Salariés donc, mais pas moutons. Et surtout pas dupe du premier bonimenteur qui vous chante ses « valeurs » et ses engagements de Jocrisse pour mieux vous endormir. Sans doute les salariés de Wonder, de Moulinex ou d’Alcatel n’auraient-ils pas connu le même sort s’ils avaient su discerner et résister à temps aux folies des Blayau, des Tchuruk, des Russo, ou des Tapie. Qui, au passage, ont tous tiré leur épingle des ruines qu’ils ont laissées derrière eux. Eh bien sans doute nos pilotes se sentent-ils capables, autant que leurs gourous autoproclamés, de distinguer les vessies des lanternes, et de juger de la validité d’une stratégie. « Tous n’étaient pas savants, mais tous pouvaient juger » disait Périclès.

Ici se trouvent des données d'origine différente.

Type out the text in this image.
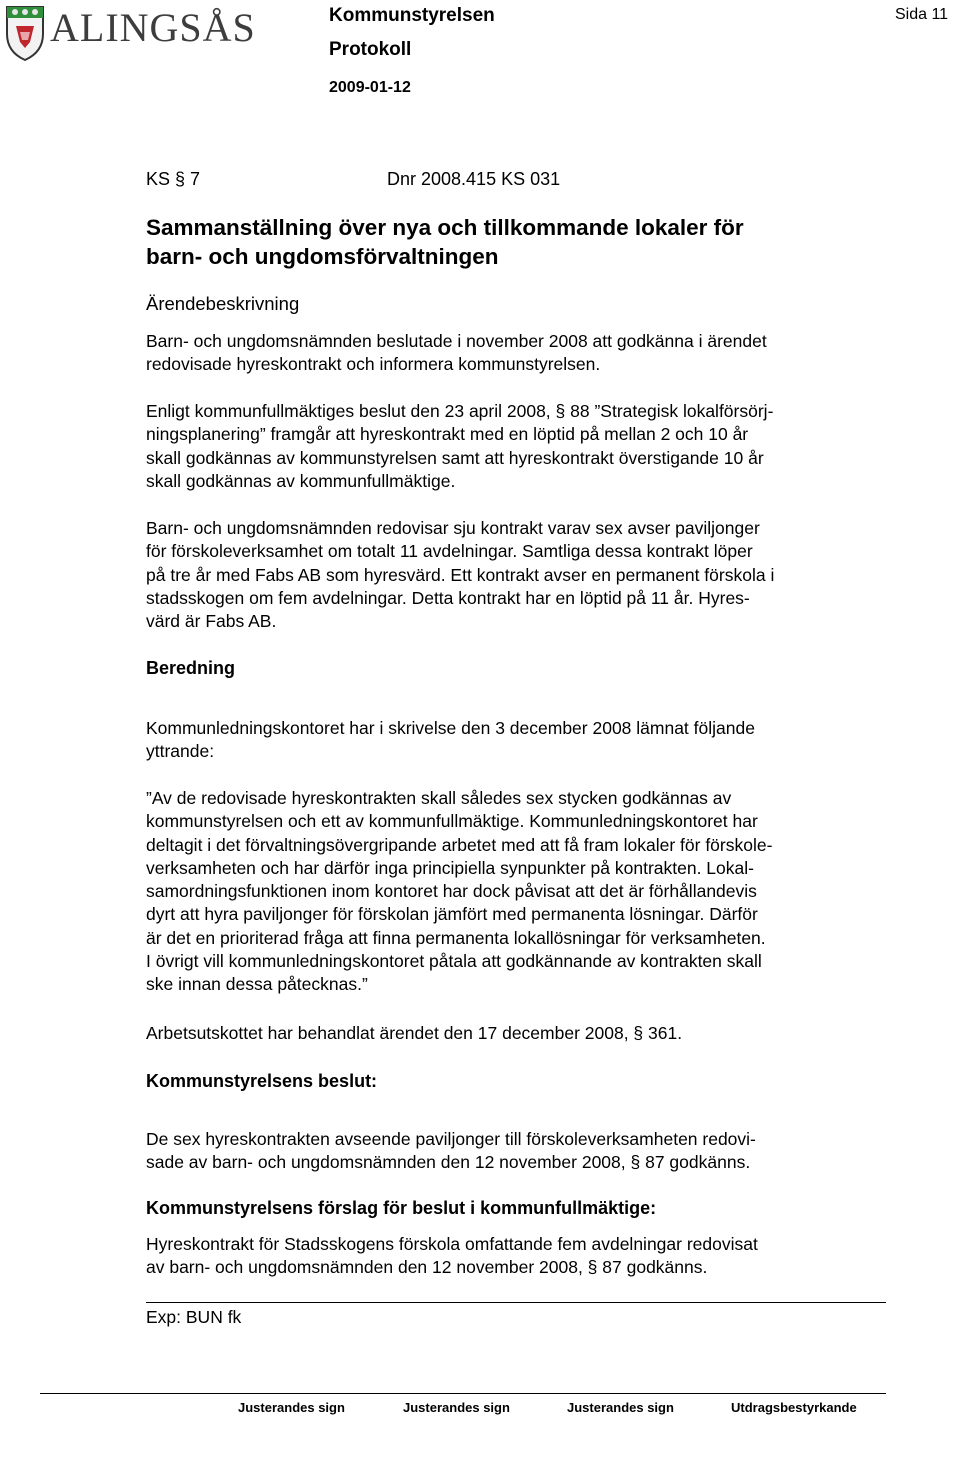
ALINGSÅS	Kommunstyrelsen
Protokoll
2009-01-12
Sida 11
KS § 7	Dnr 2008.415 KS 031
Sammanställning över nya och tillkommande lokaler för
barn- och ungdomsförvaltningen
Ärendebeskrivning

Barn- och ungdomsnämnden beslutade i november 2008 att godkänna i ärendet

redovisade hyreskontrakt och informera kommunstyrelsen.

Enligt kommunfullmäktiges beslut den 23 april 2008, § 88 ”Strategisk lokalförsörj-

ningsplanering” framgår att hyreskontrakt med en löptid på mellan 2 och 10 år

skall godkännas av kommunstyrelsen samt att hyreskontrakt överstigande 10 år

skall godkännas av kommunfullmäktige.

Barn- och ungdomsnämnden redovisar sju kontrakt varav sex avser paviljonger

för förskoleverksamhet om totalt 11 avdelningar. Samtliga dessa kontrakt löper

på tre år med Fabs AB som hyresvärd. Ett kontrakt avser en permanent förskola i

stadsskogen om fem avdelningar. Detta kontrakt har en löptid på 11 år. Hyres-

värd är Fabs AB.

Beredning

Kommunledningskontoret har i skrivelse den 3 december 2008 lämnat följande

yttrande:

”Av de redovisade hyreskontrakten skall således sex stycken godkännas av

kommunstyrelsen och ett av kommunfullmäktige. Kommunledningskontoret har

deltagit i det förvaltningsövergripande arbetet med att få fram lokaler för förskole-

verksamheten och har därför inga principiella synpunkter på kontrakten. Lokal-

samordningsfunktionen inom kontoret har dock påvisat att det är förhållandevis

dyrt att hyra paviljonger för förskolan jämfört med permanenta lösningar. Därför

är det en prioriterad fråga att finna permanenta lokallösningar för verksamheten.

I övrigt vill kommunledningskontoret påtala att godkännande av kontrakten skall

ske innan dessa påtecknas.”

Arbetsutskottet har behandlat ärendet den 17 december 2008, § 361.
Kommunstyrelsens beslut:

De sex hyreskontrakten avseende paviljonger till förskoleverksamheten redovi-

sade av barn- och ungdomsnämnden den 12 november 2008, § 87 godkänns.

Kommunstyrelsens förslag för beslut i kommunfullmäktige:

Hyreskontrakt för Stadsskogens förskola omfattande fem avdelningar redovisat

av barn- och ungdomsnämnden den 12 november 2008, § 87 godkänns.

Exp: BUN fk
Justerandes sign	Justerandes sign	Justerandes sign	Utdragsbestyrkande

Car voilà bien ce qu’on leur reproche en fait, cette prétention invraisemblable à discuter d’égal à égal, à vouloir exister malgré les injonctions de rentrer sous terre, à s’entêter à maintenir ce contre-pouvoir, à afficher cet volonté irréductible et si gauloise dans le fond de ne pas céder un pouce de dignité, de disputer le partage du gâteau sans se laisser conter qu’il est logique d’en rabattre avant même d’avoir pu en débattre, de s’imposer tout comme la cotisation sociale et l’impôt s’imposent au patron au nom de la contribution au bien commun.

Ce qu’aujourd’hui plus aucun salarié – on l’aura compris – n’ose même articuler et encore moins revendiquer, sinon devant le cercle goguenard de ses compagnons de bistrot ou le huis clos dramatique du désespoir qu’il n’ose pas même plus s’avouer.